14. Why the Gap Is Expected
PyTorch SDPA with FlashAttention reaches 15 to 16 TFLOPS on the RTX 5070 Ti for the same problem size. This kernel reaches 2.4 to 3.4 TFLOPS, roughly 4 to 5 times slower.
The gap is not a bug. It is a design consequence.
FlashAttention receives Q, K, and V already in FP16. The kernel’s main loop is almost entirely MMA instructions and softmax arithmetic. There is no format conversion inside the hot path.
This kernel receives Q, K, and V in float32. For every tile of 8,192 elements, it computes 256 block scales, finds the absolute maximum of each block, converts each value to the nearest FP4 representation through a chain of eight comparisons, packs the results into shared memory, and only then feeds them to the Tensor Core. That quantization pass runs twice per sequence tile, once for Q and once for K.
The quantization is doing useful work. It is not wasted computation. But it is scalar work on data that the Tensor Core will process in a single instruction. The ratio between the two is the gap.
For a production inference kernel, the solution is to move the quantization outside. In a decode loop, K and V live in a KV cache that is already quantized to FP4. Q is a single token that can be quantized in a separate, lightweight kernel. The attention kernel itself receives pre-packed uint8 inputs and spends its time on MMA and softmax. That is what SageAttention3 does, and it is the natural next step for this project.
But the current kernel was never designed to compete on throughput. It was designed to make every step of the FP4 fused attention pipeline visible: the MMA fragment layout that is not documented, the container format that silently reads the wrong value if you shift by one bit, the scale distribution across lanes that required 32 probing runs to reverse-engineer, the division operator that turns into 129 function calls. None of that is visible in a CUTLASS template. Writing it from scratch with inline PTX was the only way to see it.
15. What I Would Do Differently
Looking back at several months of work, a few things stand out.
Test with structured inputs first. The weeks I spent guessing the fragment layout produced nothing because I was testing against random data. The identity matrix test from section 8 gave me precise, per-cell information about which lane loaded which position. Both the A and B fragment fixes took less than an hour once the right test existed. Every new MMA instruction variant should be validated with identity matrices before anything else.
Read the SASS earlier. The division slowpath was invisible at the C++ level. The scale computation looked like a single line of code. It took NCU and the SASS source view to reveal that one line was generating 129 function calls. Profiling should not be the last step. It should happen after every major code change.

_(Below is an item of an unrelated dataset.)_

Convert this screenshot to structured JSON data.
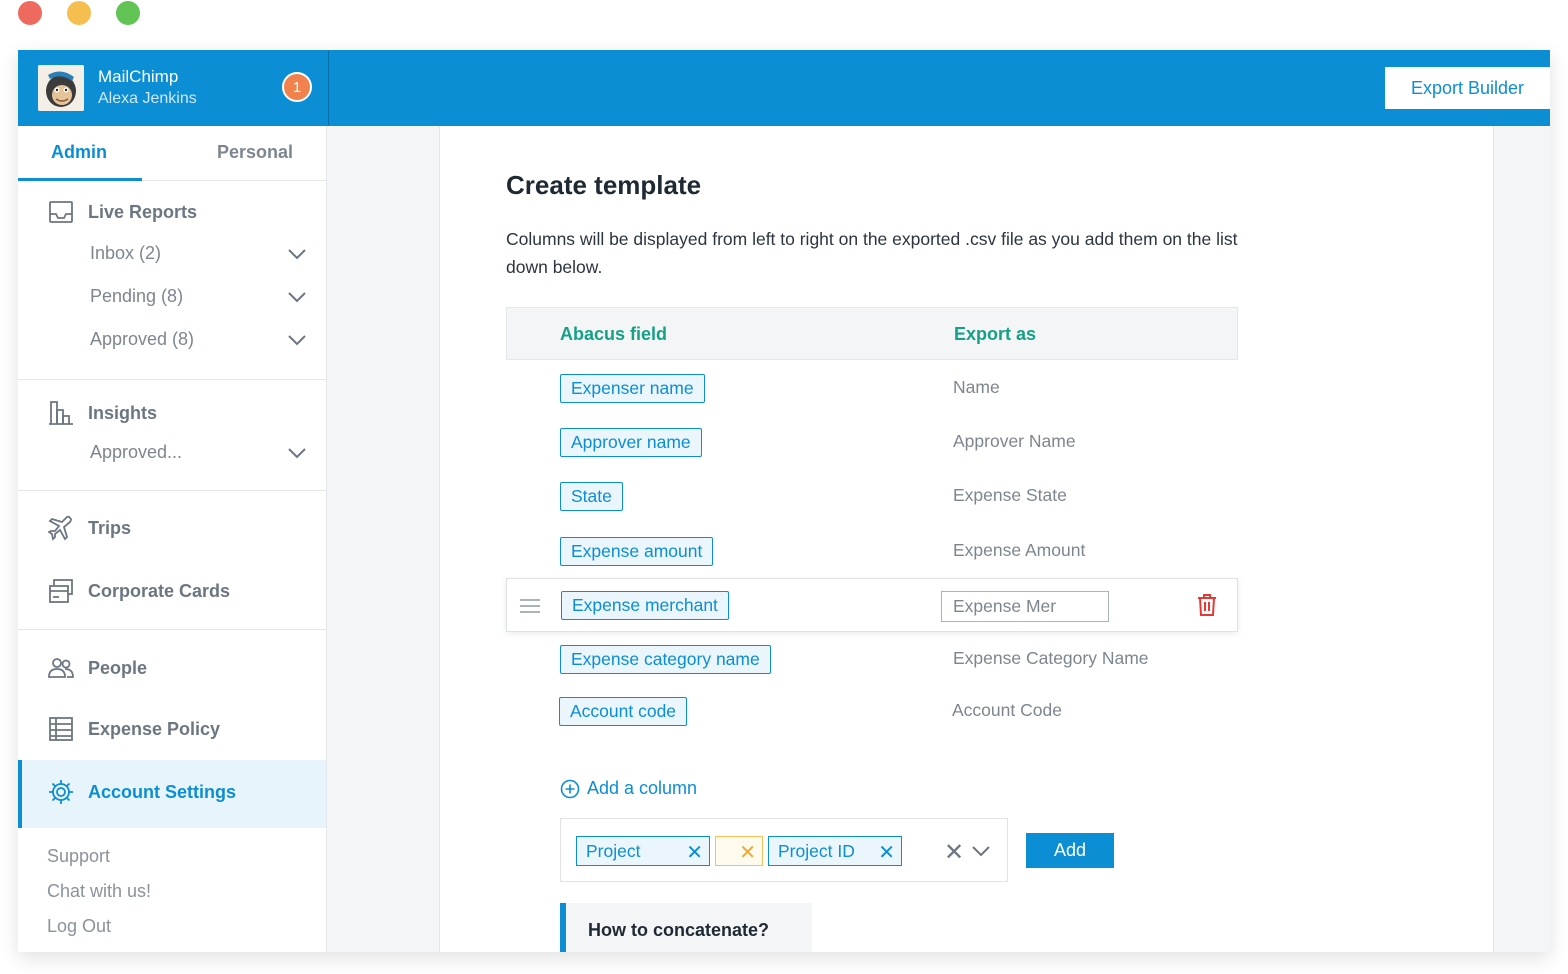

Do not optimize the wrong design. The on-the-fly quantization was never going to be fast. I knew this conceptually from the start, but I kept optimizing around it (vectorized loads, FP16 staging, shared memory reuse) instead of changing the fundamental approach. The optimization that would have mattered most — pre-quantized inputs — was the one I deferred the longest.
The fragment layout is the real contribution. The MMA m16n8k32 fragment layout for FP4 E2M1 on SM120 is not documented anywhere in the PTX ISA. The scale distribution across lanes is not documented. The container format (nibble in bits 5-2, not bits 3-0) is mentioned in one sentence in the spec but never shown in a worked example. Figuring this out empirically and publishing it is the part of this project that will be useful to other people writing SM120 kernels. The kernel performance is secondary.
The ecosystem is catching up. When I started this project, SM120 support in the open-source stack was minimal. SageAttention3 was 5090-only in practice, FlashInfer had no SM120 path, and vLLM fell back to Marlin for FP4 on consumer Blackwell. By the time I am writing this, all three have added or are adding SM120 support. The gap I set out to fill is closing, which is a good thing. The documentation gap remains open.